How Do You Yahoo?


It's been nearly a year since I posted this piece, but I'm already planning this year's Yahoo Day, and was feeling inspired to re-cap last year's event. In the end, I paid for someone's groceries via an anonymous envelope of cash (I got to watch from a couple of rows over because I enlisted the aid of the store manager; that was so much fun) and treated my town to free coffee for a day at our local Country Store. This year, however, I will be in NYC on business and get to Yahoo Manhattan. I already have some ideas, but I am also hoping some might come in via comments. How would YOU Yahoo Manhattan?

Zach, I hope that this year's recipients of your oh-so-coveted Yahoo Day paraphernalia go out and do their noble duty. I've had a particularly fruitful and amazing year since my last Yahoo, so the things I go out into the world to do this years will be especially celebratory.
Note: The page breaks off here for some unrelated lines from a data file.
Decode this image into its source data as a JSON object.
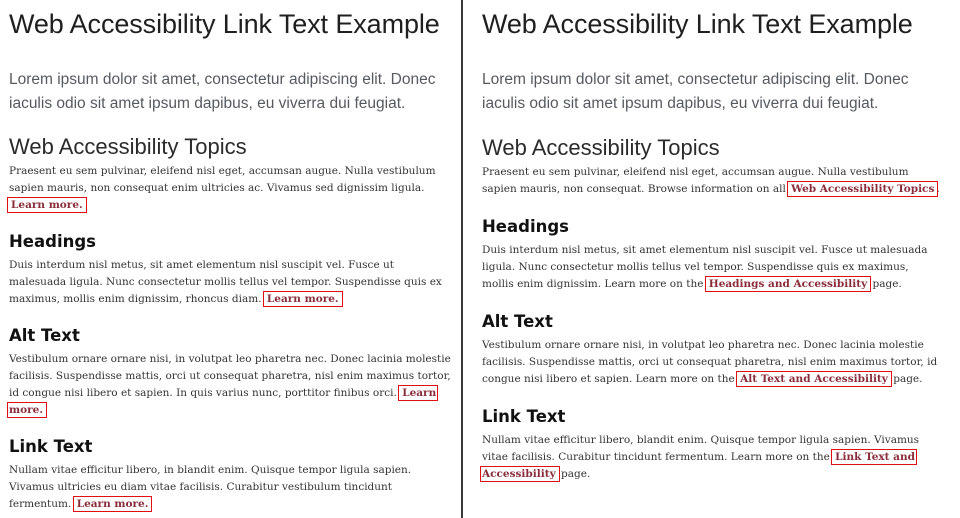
{
  "left": {
    "title": "Web Accessibility Link Text Example",
    "lead": "Lorem ipsum dolor sit amet, consectetur adipiscing elit. Donec iaculis odio sit amet ipsum dapibus, eu viverra dui feugiat.",
    "topics_heading": "Web Accessibility Topics",
    "topics_text": "Praesent eu sem pulvinar, eleifend nisl eget, accumsan augue. Nulla vestibulum sapien mauris, non consequat enim ultricies ac. Vivamus sed dignissim ligula.",
    "topics_link": "Learn more.",
    "sections": [
      {
        "heading": "Headings",
        "text": "Duis interdum nisl metus, sit amet elementum nisl suscipit vel. Fusce ut malesuada ligula. Nunc consectetur mollis tellus vel tempor. Suspendisse quis ex maximus, mollis enim dignissim, rhoncus diam.",
        "link": "Learn more."
      },
      {
        "heading": "Alt Text",
        "text": "Vestibulum ornare ornare nisi, in volutpat leo pharetra nec. Donec lacinia molestie facilisis. Suspendisse mattis, orci ut consequat pharetra, nisl enim maximus tortor, id congue nisi libero et sapien. In quis varius nunc, porttitor finibus orci.",
        "link": "Learn more."
      },
      {
        "heading": "Link Text",
        "text": "Nullam vitae efficitur libero, in blandit enim. Quisque tempor ligula sapien. Vivamus ultricies eu diam vitae facilisis. Curabitur vestibulum tincidunt fermentum.",
        "link": "Learn more."
      }
    ]
  },
  "right": {
    "title": "Web Accessibility Link Text Example",
    "lead": "Lorem ipsum dolor sit amet, consectetur adipiscing elit. Donec iaculis odio sit amet ipsum dapibus, eu viverra dui feugiat.",
    "topics_heading": "Web Accessibility Topics",
    "topics_text": "Praesent eu sem pulvinar, eleifend nisl eget, accumsan augue. Nulla vestibulum sapien mauris, non consequat. Browse information on all",
    "topics_link": "Web Accessibility Topics",
    "topics_after": ".",
    "sections": [
      {
        "heading": "Headings",
        "text": "Duis interdum nisl metus, sit amet elementum nisl suscipit vel. Fusce ut malesuada ligula. Nunc consectetur mollis tellus vel tempor. Suspendisse quis ex maximus, mollis enim dignissim. Learn more on the",
        "link": "Headings and Accessibility",
        "after": "page."
      },
      {
        "heading": "Alt Text",
        "text": "Vestibulum ornare ornare nisi, in volutpat leo pharetra nec. Donec lacinia molestie facilisis. Suspendisse mattis, orci ut consequat pharetra, nisl enim maximus tortor, id congue nisi libero et sapien. Learn more on the",
        "link": "Alt Text and Accessibility",
        "after": "page."
      },
      {
        "heading": "Link Text",
        "text": "Nullam vitae efficitur libero, blandit enim. Quisque tempor ligula sapien. Vivamus vitae facilisis. Curabitur tincidunt fermentum. Learn more on the",
        "link": "Link Text and Accessibility",
        "after": "page."
      }
    ]
  }
}
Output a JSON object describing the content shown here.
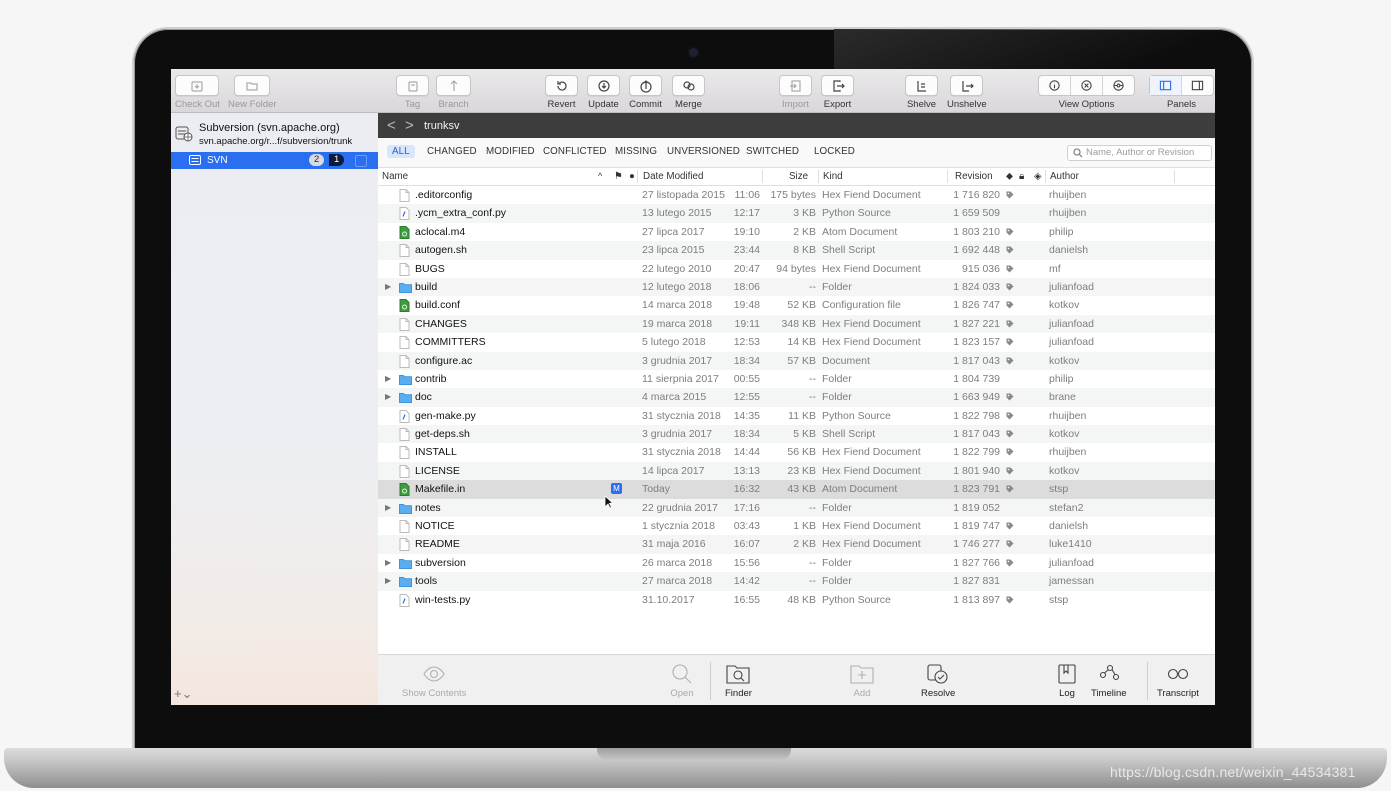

My love to you, Zach. You amaze and humble me. Not just once a year, but at least every 6-8 weeks or so.

Posted February 2012:

I have a very important and very wonderful task ahead, and I need some creative input. On Sunday, February 26, I must Yahoo to the best of my abilities, and I want it to be good.

See, I have a friend named Zach Galvin. We have been friends for a very long time - thirty years, to be exact. Fifteen years ago on Sunday, he endured his last treatment for stage IV Hodgkin's Disease (A.K.A. very bad, advanced cancer).

Zach found out about his cancer at the same time he landed his first teaching job. He had a tumor the size of a kitten, snuggled up so close to his heart that they couldn't operate to remove it. He endured radiation and aggressive chemotherapy that year while he was establishing his home at Natick High School. I thought my first year as a teacher was stressful, and all I had to worry about was curriculum planning and test writing.

In 1996, Zach looked like this:


These days, he is the Vice Principal of Natick High School in Natick, MA, and looks like this:


He's wearing that shirt and that number on his chest because in the ten years he's been doing the Boston Marathon Jimmy Fund Walk, he has raised over a quarter of a million dollars for cancer research.

But back to the subject of Yahoo Day. Every year on February 26, Zach and his band of friends all over the world, go out and commit a random act of kindness for someone, preferably someone we don't know. Over the years I have done all sorts of things in the name of Yahoo, but I want to make this year special.

Today, I received a package from Zach in the mail. He will be in Europe, chaperoning a school trip on this Yahoo Day, so he decided to make a t-shirt that he could wear in the spirit of Yahoo Day. One t-shirt became 15, one for each year he's been cancer-free. He chose 14 friends who have been active in the spirit of the Yahoo over the years, and we each received a shirt. It looks like this on the front:


...and like this on the back:


On his fifth Yahoo Day, Zach did this:


So whatever I do this Sunday, it's got to be good. I've done some pretty cool random and anonymous acts of kindness in years past, but I like to up the ante each year.

Any ideas? And why don't you join us? On February 26th, go on out and Yahoo. Do it for my buddy, Zach.